Career
After receiving his Ph.D., Altman embarked upon the first of two research fellowships. He joined Matthew Meselson's laboratory at Harvard University to study a DNA endonuclease involved in the replication and recombination of T4 DNA. Later, at the MRC Laboratory of Molecular Biology in Cambridge, England, Altman started the work that led to the discovery of RNase P and the enzymatic properties of the RNA subunit of that enzyme. John D. Smith, as well as several post-doctoral colleagues, provided Altman with very good advice that enabled him to test his ideas. "The discovery of the first radiochemically pure precursor to a tRNA molecule enabled me to get a job as an assistant professor at Yale University in 1971, a difficult time to get any job at all."
Altman's career at Yale followed a standard academic pattern with promotion through the ranks until he became Professor in 1980. He was Chairman of his department from 1983–1985 and in 1985 became the Dean of Yale College for four years.

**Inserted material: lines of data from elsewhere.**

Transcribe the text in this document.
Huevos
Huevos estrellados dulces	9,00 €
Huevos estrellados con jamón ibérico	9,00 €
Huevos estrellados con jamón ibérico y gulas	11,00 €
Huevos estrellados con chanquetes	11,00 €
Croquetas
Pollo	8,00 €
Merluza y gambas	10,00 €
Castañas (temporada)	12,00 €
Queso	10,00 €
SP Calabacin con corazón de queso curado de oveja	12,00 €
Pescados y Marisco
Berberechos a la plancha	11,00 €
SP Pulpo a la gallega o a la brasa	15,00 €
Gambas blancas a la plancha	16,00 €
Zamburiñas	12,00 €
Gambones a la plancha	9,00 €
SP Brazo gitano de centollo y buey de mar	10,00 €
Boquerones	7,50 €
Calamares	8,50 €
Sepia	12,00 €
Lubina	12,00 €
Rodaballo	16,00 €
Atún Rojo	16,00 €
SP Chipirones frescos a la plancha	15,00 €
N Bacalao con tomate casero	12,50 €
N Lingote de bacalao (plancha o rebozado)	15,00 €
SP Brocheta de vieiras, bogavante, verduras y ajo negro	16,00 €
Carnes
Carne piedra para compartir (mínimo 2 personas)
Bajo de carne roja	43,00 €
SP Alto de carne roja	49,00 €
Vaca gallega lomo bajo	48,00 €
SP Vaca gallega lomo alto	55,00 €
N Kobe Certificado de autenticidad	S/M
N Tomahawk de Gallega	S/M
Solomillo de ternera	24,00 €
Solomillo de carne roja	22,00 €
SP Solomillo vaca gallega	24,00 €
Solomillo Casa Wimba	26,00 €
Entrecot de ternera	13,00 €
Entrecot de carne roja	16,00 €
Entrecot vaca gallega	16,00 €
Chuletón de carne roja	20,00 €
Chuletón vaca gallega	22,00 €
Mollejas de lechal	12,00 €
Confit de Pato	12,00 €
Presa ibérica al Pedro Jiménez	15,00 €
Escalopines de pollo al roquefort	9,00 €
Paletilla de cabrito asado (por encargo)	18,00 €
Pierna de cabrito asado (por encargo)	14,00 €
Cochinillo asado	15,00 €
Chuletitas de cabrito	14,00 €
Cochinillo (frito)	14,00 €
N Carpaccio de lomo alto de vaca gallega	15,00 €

On July 1, 1989 he returned to the post of Professor on a full-time basis.
While at Yale, Altman's Nobel Prize work came with the analysis of the catalytic properties of the ribozyme RNase P. RNase P is a ribonucleoprotein particle consisting of both a structural RNA molecule and one (in prokaryotes) or more (in eukaryotes) proteins. Originally, it was believed that, in the bacterial RNase P complex, the protein subunit was responsible for the catalytic activity of the complex, which is involved in the maturation of tRNAs. During experiments in which the complex was reconstituted in test tubes, Altman and his group discovered that the RNA component, in isolation, was sufficient for the observed catalytic activity of the enzyme, indicating that the RNA itself had catalytic properties, which was the discovery that earned him the Nobel prize. Although the RNase P complex also exists in eukaryotic organisms, his later work revealed that in those organisms, the protein subunits of the complex are essential to the catalytic activity, in contrast to the bacterial RNase P.